そう、これは和食の達人だからこそできる離れ業だ。だって繊細な蕎麦を鍋焼きにしようという発想がもう冒険である。日本料理と呼びたくなるつまみも白子やニシンなど冬のごちそう揃い。おまけに冬限定の幻のカレー南蛮もあるというから興味津々。ぜひ両方制覇を目指してみたい。
尾山台『蕎麦前 ながえ』
「鴨南蛮が好きであちこち食べ歩きました」という店主の中溝伊織さん。研究の果てに作り上げたのがこの理想のスタイル。蔵王で育てたという鴨は、肥育期間が長いため旨みがしっかり肉にのり、程よく弾力のある肉質がいいという。それを低温調理でしっとり仕上げる。
ツユの熱で肉が締まるのを避けるため、上にのせた鴨肉は厚く切り、さらに別添えの肉は薄切りに。「そのままつまみにしてもいいですし、ツユに沈めて食べる方もいますね」という。店名からもわかる通り、日本酒や焼酎、つまみが豊富だから飲んで食べてが楽しい店。〆の「鴨南蛮」までの道のりも呑兵衛には最高だ。
牛込神楽坂『手打ち蕎麦 芳とも庵』
11月下旬から2月末までのひそやかなお楽しみがこの「野鴨蕎麦」。新潟の猟師から届く野生の鴨で作る一杯だ。天然のものゆえ仕入れも不安定な上に手に入らないこともある。そのため前日までの完全予約制。そんな高いハードルを乗り越えてでも、やっぱりこの味を求めてしまう。

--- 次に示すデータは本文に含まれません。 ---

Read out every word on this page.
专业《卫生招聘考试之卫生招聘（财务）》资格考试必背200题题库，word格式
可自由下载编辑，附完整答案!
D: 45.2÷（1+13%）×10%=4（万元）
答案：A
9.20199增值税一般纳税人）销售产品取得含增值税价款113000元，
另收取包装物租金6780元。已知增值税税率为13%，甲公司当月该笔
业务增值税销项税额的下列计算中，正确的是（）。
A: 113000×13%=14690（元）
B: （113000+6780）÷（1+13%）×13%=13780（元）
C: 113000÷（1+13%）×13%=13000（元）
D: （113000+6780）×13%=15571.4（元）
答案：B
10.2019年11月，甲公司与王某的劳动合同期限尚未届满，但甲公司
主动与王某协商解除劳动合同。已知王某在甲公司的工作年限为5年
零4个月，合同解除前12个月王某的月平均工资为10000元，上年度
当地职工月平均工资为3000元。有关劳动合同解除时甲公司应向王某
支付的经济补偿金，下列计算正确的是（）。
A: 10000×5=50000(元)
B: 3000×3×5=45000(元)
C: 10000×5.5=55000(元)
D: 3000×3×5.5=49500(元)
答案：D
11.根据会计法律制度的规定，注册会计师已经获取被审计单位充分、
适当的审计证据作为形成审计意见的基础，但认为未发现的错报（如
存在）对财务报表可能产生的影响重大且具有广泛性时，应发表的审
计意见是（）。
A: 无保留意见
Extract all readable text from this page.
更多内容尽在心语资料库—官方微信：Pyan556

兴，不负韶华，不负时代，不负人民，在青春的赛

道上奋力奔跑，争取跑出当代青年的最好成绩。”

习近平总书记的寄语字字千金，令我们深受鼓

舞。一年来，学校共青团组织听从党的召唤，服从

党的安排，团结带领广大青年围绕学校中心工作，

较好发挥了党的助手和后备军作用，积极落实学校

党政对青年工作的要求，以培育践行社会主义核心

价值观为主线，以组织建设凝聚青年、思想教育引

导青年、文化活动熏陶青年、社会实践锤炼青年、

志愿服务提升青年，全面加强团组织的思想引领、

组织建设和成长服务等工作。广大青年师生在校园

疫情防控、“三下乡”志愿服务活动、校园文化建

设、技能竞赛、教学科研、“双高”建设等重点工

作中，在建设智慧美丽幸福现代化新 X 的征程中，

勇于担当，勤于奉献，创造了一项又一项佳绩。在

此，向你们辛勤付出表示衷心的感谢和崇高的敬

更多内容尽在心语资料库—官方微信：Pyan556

鴨の滋味が溶け込んだツユを飲めば、本枯節の風味と共に広がるコクと旨み。それはどこまでも力強く、深い。身にたたえた脂は澄んだ甘みに満ちていて、蕎麦をすすった後に鼻から抜ける香りは重厚だ。さらにこの野鴨のガラでスープをとり、身をさっとくぐらせて食す贅沢な鍋のコースも数量限定で用意する。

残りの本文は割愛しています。